Pretty sure no work visa in the world grants the right of citizenship or permanent residence. I imagine for a lot of freelancers though demonstrating a sustained 3500 EUR/month income for at least 6 months prior to the application might be difficult.

Overall this is very encouraging though, and I hope more countries start to realize the net gain in attracting such people who will contribute to the economy by paying taxes and potentially starting their own companies down the line.

Well, plenty can lead to it eventually, usually offering some kind of pathway. Even the US provides pathways to permanent residence (and then citizenship) through employment.

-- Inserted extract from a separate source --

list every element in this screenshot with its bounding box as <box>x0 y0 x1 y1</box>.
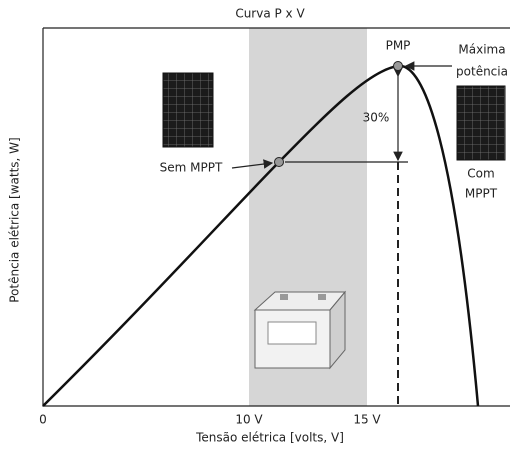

But yeah, I agree. 3500/mo is ~4000 usd/mo or ~48k USD/yr. Lots of traveling freelancers probably won't be able to show a minimum of that sustained for 6 months. I'd bet the bar was set intentionally high though, because they're bound to spend a good bit of that directly into the local economy.

I wonder what countries will follow. I imagine there's got to be plenty of poorer/smaller countries thinking about it... A few people making $4k/mo adds little to a country like India or China but in a tiny country that could easily become a decent sized cash transfusion to the local economy.

> Well, plenty can lead to it eventually, usually offering some kind of pathway. Even the US provides pathways to permanent residence (and then citizenship) through employment.

The US has a lot of visas for longer term professional work, that do not allow you to obtain the right to permanent residency or citizenship, at least on paper (for example, one way to get in: these individuals however, are allowed to get married to a US citizen and can theoretically, at least, get in that way).

So, the US and Estonia are not much different, in this respect. But, in these situations, what it comes down to, in order to stay long term: formal in-person connections in the respective country.